2015 is ahead! What are you going to do differently this year? I am not keen on new year’s resolutions, but I am going to pen down some things that I am going to change.

The first one is to increase my positivity and level of faith even more. If you have been following this blog for a while, you will know that I am generally a very positive person. And I really dislike negative people around me. The first verse I am taking with me into 2015 is this:

1 Corinthians 2:16 “…. But we have the mind of Christ”. 

I can because I have the mind of Christ. It’s that simple, yet that profound. Let me get your brain rolling on this one:

  • I can forgive those who have hurt me, because I have the mind of Christ.
  • I can make wise and informed decisions, because I have the mind of Christ.
  • I can overcome the problems I am facing, because I have the mind of Christ.

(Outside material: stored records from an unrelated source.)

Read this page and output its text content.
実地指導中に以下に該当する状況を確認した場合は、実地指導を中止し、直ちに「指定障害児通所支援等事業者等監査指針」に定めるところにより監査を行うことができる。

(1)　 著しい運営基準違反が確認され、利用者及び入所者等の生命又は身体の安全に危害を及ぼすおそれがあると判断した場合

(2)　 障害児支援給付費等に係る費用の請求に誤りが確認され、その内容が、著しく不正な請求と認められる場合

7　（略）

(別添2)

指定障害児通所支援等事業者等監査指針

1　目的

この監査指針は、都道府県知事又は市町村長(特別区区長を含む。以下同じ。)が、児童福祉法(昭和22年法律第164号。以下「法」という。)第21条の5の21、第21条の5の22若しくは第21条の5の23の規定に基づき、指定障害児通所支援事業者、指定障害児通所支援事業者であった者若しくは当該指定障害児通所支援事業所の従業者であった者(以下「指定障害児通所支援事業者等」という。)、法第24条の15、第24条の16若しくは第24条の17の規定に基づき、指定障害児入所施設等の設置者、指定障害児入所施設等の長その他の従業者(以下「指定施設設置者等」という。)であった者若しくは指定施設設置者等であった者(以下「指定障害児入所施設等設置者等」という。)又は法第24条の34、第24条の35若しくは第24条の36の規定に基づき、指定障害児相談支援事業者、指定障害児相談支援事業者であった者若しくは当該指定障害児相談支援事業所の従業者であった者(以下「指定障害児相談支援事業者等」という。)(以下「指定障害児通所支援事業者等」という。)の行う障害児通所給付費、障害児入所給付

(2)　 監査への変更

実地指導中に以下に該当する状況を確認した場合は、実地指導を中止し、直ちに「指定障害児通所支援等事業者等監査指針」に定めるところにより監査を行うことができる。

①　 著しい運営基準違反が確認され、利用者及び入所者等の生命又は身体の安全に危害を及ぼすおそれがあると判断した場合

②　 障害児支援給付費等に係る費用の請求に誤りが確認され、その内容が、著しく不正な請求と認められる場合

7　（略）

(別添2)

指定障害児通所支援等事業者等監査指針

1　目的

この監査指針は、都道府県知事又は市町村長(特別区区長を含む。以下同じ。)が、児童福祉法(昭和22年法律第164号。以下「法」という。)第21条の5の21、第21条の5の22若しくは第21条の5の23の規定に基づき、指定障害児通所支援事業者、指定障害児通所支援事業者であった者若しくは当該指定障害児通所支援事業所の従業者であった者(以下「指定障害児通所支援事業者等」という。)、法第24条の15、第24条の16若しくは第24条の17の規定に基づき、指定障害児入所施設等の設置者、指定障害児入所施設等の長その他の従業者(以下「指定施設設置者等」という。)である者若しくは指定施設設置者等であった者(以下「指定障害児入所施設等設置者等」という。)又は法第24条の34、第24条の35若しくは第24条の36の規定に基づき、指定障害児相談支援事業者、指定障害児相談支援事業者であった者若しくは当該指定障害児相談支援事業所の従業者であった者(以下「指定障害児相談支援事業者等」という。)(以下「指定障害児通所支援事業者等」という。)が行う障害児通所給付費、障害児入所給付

I can. I can. I can because I have the mind of Christ.

Secondly I am going to slow down even more. I started slowing down last year when I started blogging about my Mary Moments in a Martha world. I loved it. Towards the end of the year I neglected it and the race of life simply consumed me. I don’t want that to happen again this year. I want to slow down. I want to have more Mary Moments. I want to take the roads less travelled, the scenic ones, even if my travel time increases. I want to make time for the important people and the important things. I want to be still. So my second verse for 2015 is simply this:

Psalm 46:10 Be still, and know that I am God.

Hopefully this year, my blogging schedule will not be as erratic as last year!